To conclude, let’s now define how emotionally unintelligent people behave. A person lacking emotional intelligence “…believes the world is against them, and that it’s never their fault. They can’t deal with frustration or manage their emotions. Hence, they are prone to combative, aggressive, and at times, manipulate behavior in order to bully others into getting what they want.” Here is an excellent example of a person you do not want to raise a family or a homestead near.

Meeting many of the criteria for a low class person

Checking out the locals on Facebook is a great way to get a feel for who they are. Here are some examples of the types of people you would be wise to avoid. You will notice flipping the middle finger, tongues sticking out, substance abuse, and illiteracy are rampant in low-class people. A common theme amongst this demographic is that they fully believe that all other people behave like them. They are the only group that lives in such a dog-eat-dog world, of grandiose narcissistic delusions and chronic low emotional intelligence (plus general intelligence). When people like this believe it is acceptable to post these behaviors on social media, their local culture is degenerating into savagery. Be smart! Run as fast as you can away from people and places like this!

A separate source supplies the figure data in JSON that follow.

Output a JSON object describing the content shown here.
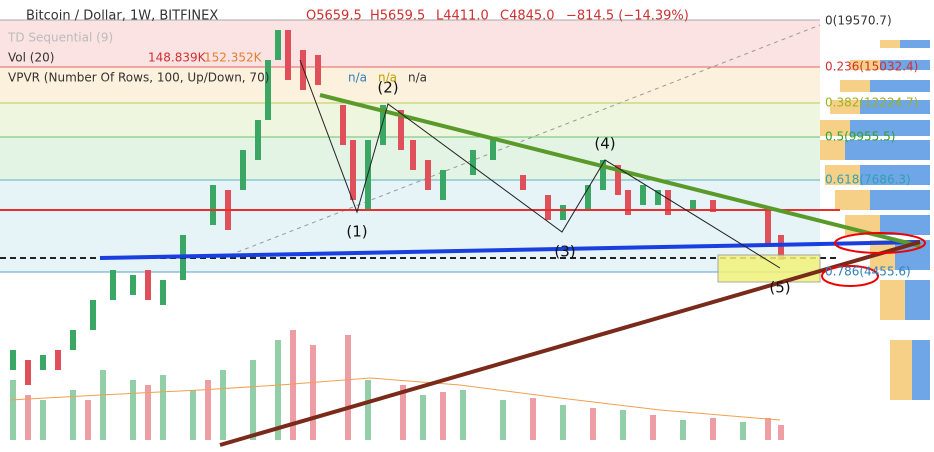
{
  "header": {
    "title": "Bitcoin / Dollar, 1W, BITFINEX",
    "open": "O5659.5",
    "high": "H5659.5",
    "low": "L4411.0",
    "close": "C4845.0",
    "change": "−814.5 (−14.39%)"
  },
  "indicators": {
    "td": "TD Sequential (9)",
    "vol": "Vol (20)",
    "vol_value": "148.839K",
    "vol_ma": "152.352K",
    "vpvr": "VPVR (Number Of Rows, 100, Up/Down, 70)",
    "na": [
      "n/a",
      "n/a",
      "n/a"
    ]
  },
  "fib_levels": [
    "0(19570.7)",
    "0.236(15032.4)",
    "0.382(12224.7)",
    "0.5(9955.5)",
    "0.618(7686.3)",
    "0.786(4455.6)"
  ],
  "waves": [
    "(1)",
    "(2)",
    "(3)",
    "(4)",
    "(5)"
  ]
}
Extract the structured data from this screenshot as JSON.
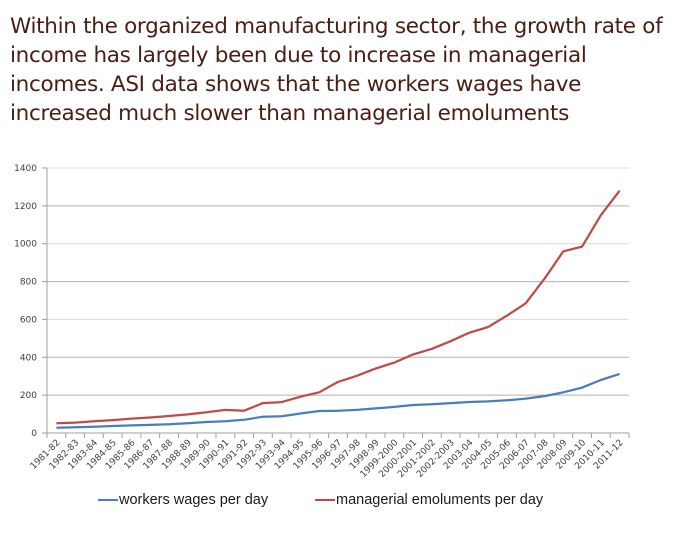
{
  "title": "Within the organized manufacturing sector, the growth rate of income has largely been due to increase in managerial incomes. ASI data shows that the workers wages have increased much slower than managerial emoluments",
  "chart_data": {
    "type": "line",
    "title": "",
    "xlabel": "",
    "ylabel": "",
    "ylim": [
      0,
      1400
    ],
    "yticks": [
      0,
      200,
      400,
      600,
      800,
      1000,
      1200,
      1400
    ],
    "grid": true,
    "legend_position": "bottom",
    "categories": [
      "1981-82",
      "1982-83",
      "1983-84",
      "1984-85",
      "1985-86",
      "1986-87",
      "1987-88",
      "1988-89",
      "1989-90",
      "1990-91",
      "1991-92",
      "1992-93",
      "1993-94",
      "1994-95",
      "1995-96",
      "1996-97",
      "1997-98",
      "1998-99",
      "1999-2000",
      "2000-2001",
      "2001-2002",
      "2002-2003",
      "2003-04",
      "2004-05",
      "2005-06",
      "2006-07",
      "2007-08",
      "2008-09",
      "2009-10",
      "2010-11",
      "2011-12"
    ],
    "series": [
      {
        "name": "workers wages per day",
        "color": "#4a7ebb",
        "values": [
          28,
          30,
          33,
          37,
          40,
          43,
          46,
          52,
          58,
          62,
          70,
          86,
          88,
          103,
          116,
          118,
          122,
          130,
          138,
          148,
          152,
          158,
          164,
          167,
          173,
          182,
          195,
          215,
          240,
          280,
          312
        ]
      },
      {
        "name": "managerial emoluments per day",
        "color": "#be4b48",
        "values": [
          52,
          55,
          62,
          68,
          76,
          82,
          90,
          98,
          110,
          122,
          118,
          158,
          163,
          192,
          215,
          270,
          302,
          340,
          372,
          415,
          445,
          485,
          530,
          560,
          620,
          685,
          815,
          960,
          985,
          1150,
          1280
        ]
      }
    ]
  }
}
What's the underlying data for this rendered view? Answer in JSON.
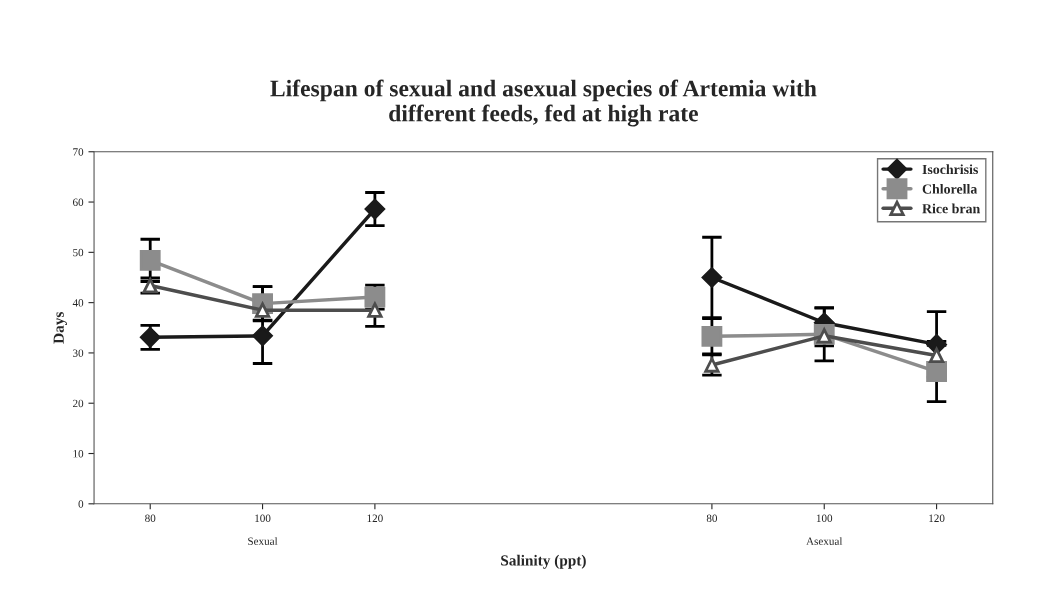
{
  "chart_data": {
    "type": "line",
    "title": "Lifespan of sexual and asexual species of Artemia with\ndifferent feeds, fed at high rate",
    "xlabel": "Salinity (ppt)",
    "ylabel": "Days",
    "categories": [
      "80",
      "100",
      "120",
      null,
      null,
      "80",
      "100",
      "120"
    ],
    "annotations": [
      "Sexual",
      "Asexual"
    ],
    "ylim": [
      0,
      70
    ],
    "yticks": [
      0,
      10,
      20,
      30,
      40,
      50,
      60,
      70
    ],
    "grid": false,
    "legend": "top right",
    "series": [
      {
        "name": "Isochrisis",
        "color": "#1a1a1a",
        "marker": "diamond",
        "values": [
          33.1,
          33.4,
          58.6,
          null,
          null,
          45.0,
          36.0,
          31.7
        ],
        "errors": [
          2.4,
          [
            27.9,
            43.2
          ],
          3.3,
          null,
          null,
          8,
          2.9,
          6.5
        ]
      },
      {
        "name": "Chlorella",
        "color": "#8c8c8c",
        "marker": "square",
        "values": [
          48.4,
          39.8,
          41.1,
          null,
          null,
          33.3,
          33.7,
          26.3
        ],
        "errors": [
          4.2,
          3.4,
          2.4,
          null,
          null,
          3.5,
          5.3,
          6
        ]
      },
      {
        "name": "Rice bran",
        "color": "#4d4d4d",
        "marker": "triangle",
        "values": [
          43.4,
          38.5,
          38.5,
          null,
          null,
          27.6,
          33.4,
          29.5
        ],
        "errors": [
          1.5,
          2,
          3.2,
          null,
          null,
          2,
          2,
          2
        ]
      }
    ]
  }
}
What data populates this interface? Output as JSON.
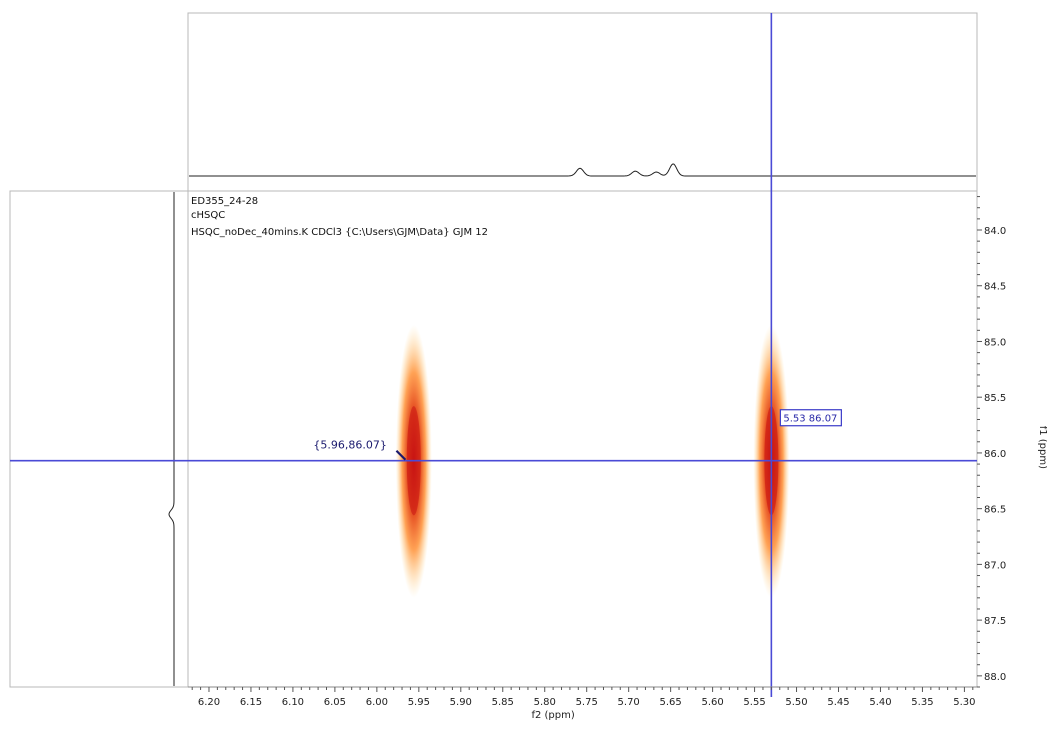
{
  "header": {
    "lines": [
      "ED355_24-28",
      "cHSQC",
      "HSQC_noDec_40mins.K CDCl3 {C:\\Users\\GJM\\Data} GJM 12"
    ]
  },
  "cursor": {
    "label": "5.53 86.07",
    "f2": 5.53,
    "f1": 86.07
  },
  "annotation": {
    "label": "{5.96,86.07}",
    "f2": 5.96,
    "f1": 86.07
  },
  "chart_data": {
    "type": "heatmap",
    "xlabel": "f2 (ppm)",
    "ylabel": "f1 (ppm)",
    "xlim": [
      6.225,
      5.285
    ],
    "ylim": [
      83.65,
      88.1
    ],
    "x_ticks": [
      "6.20",
      "6.15",
      "6.10",
      "6.05",
      "6.00",
      "5.95",
      "5.90",
      "5.85",
      "5.80",
      "5.75",
      "5.70",
      "5.65",
      "5.60",
      "5.55",
      "5.50",
      "5.45",
      "5.40",
      "5.35",
      "5.30"
    ],
    "x_tick_values": [
      6.2,
      6.15,
      6.1,
      6.05,
      6.0,
      5.95,
      5.9,
      5.85,
      5.8,
      5.75,
      5.7,
      5.65,
      5.6,
      5.55,
      5.5,
      5.45,
      5.4,
      5.35,
      5.3
    ],
    "y_ticks": [
      "84.0",
      "84.5",
      "85.0",
      "85.5",
      "86.0",
      "86.5",
      "87.0",
      "87.5",
      "88.0"
    ],
    "y_tick_values": [
      84.0,
      84.5,
      85.0,
      85.5,
      86.0,
      86.5,
      87.0,
      87.5,
      88.0
    ],
    "cross_peaks": [
      {
        "f2": 5.956,
        "f1": 86.07,
        "f1_span": [
          84.85,
          87.3
        ]
      },
      {
        "f2": 5.53,
        "f1": 86.07,
        "f1_span": [
          84.85,
          87.3
        ]
      }
    ],
    "f2_projection_peaks": [
      {
        "ppm": 5.758,
        "intensity": 0.35
      },
      {
        "ppm": 5.692,
        "intensity": 0.22
      },
      {
        "ppm": 5.667,
        "intensity": 0.18
      },
      {
        "ppm": 5.647,
        "intensity": 0.55
      }
    ],
    "f1_projection_peaks": [
      {
        "ppm": 86.55,
        "intensity": 0.25
      }
    ],
    "grid": false,
    "colors": {
      "cursor": "#4a4ad6",
      "annotation": "#1a1a6e",
      "peak_core": "#c81414",
      "peak_edge": "#ffb24d",
      "frame": "#b8b8b8",
      "trace": "#222222"
    }
  }
}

Before we continue in the series, I want to be clear that unsavory people exist all over. I believe small towns are the future but not all of them. Resources and the quality of inhabitants will determine which ones survive in a future of decline. I myself am searching for rural land outside of a small town to build my future. That is why I am writing this series to show what I'm doing to find the "best" location for our new farm. Furthermore, I am only highlighting low-class people due to the fact that their chronic bad choices are a drain on the community and lead to harming others. Notice again, that I am not talking about poor people. By most standards in American society, I live way below the poverty level in regard to income and living conditions. Still, this does not make a person undesirable or "low class". Some readers may think that I am being harsh, but the reality is, is that you need to be informed as much as possible about what people are like in order to find your perfect place. Relocating is not cheap so we need to look at the good sides AND the bad sides of people we may encounter. Knowing what to look for and what to avoid will be invaluable as the Long Emergency unfolds.

Personal Background:

The view facing east from our property

My partner and I lived in 4 different locations together before moving to our farm here in the Appalachian Mountains. Before dating, my partner lived in several states, such as North Carolina, Pennsylvania, Florida, and Louisiana. Although I have only lived in two states, I have traveled through 20 different states over the years and have learned what I like in places and what I do not.

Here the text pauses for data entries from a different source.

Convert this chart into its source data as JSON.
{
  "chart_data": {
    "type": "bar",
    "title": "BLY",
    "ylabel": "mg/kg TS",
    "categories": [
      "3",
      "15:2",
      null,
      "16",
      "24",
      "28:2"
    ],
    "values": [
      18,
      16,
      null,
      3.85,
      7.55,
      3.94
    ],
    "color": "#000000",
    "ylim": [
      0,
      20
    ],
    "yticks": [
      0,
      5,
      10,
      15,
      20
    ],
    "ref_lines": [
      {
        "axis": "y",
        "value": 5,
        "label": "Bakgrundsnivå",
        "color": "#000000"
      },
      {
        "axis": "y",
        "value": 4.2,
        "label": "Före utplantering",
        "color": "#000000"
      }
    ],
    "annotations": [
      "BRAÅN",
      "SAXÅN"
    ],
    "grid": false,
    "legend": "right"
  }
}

Being on a limited budget and when our jobs required us to look no further than 4 hours away from our previous home, we found 11 acres of flat land with good access and a stream for $35,000 in the mountains.

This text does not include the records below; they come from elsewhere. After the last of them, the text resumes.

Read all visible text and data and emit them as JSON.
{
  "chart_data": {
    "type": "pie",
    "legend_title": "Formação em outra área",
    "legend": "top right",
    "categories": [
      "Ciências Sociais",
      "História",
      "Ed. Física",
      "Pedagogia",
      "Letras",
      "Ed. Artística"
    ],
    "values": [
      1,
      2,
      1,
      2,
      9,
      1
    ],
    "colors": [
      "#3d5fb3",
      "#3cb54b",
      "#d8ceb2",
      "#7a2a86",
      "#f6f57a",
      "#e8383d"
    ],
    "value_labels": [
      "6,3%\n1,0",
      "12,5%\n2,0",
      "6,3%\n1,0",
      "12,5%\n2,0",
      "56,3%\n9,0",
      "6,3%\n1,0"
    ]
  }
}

After losing my job to the lockdowns and Chris’ through his resigning, we decided to move to our budding homestead in early Spring of 2020. We picked our farm’s location, primarily focusing on a compatible climate for specialized crops, access to water, flat land, and population density within Appalachia. Unfortunately, I was naive that these were the only things to concentrate on in our search. Since that time, we have been on a steep learning curve in various areas that I will expand on in this Finding Home Series. Just like you, we are currently searching for a new homestead. Using the knowledge of what we have been learning over these two and a half years, I am hopeful this information will help you in determining the perfect place to put down roots.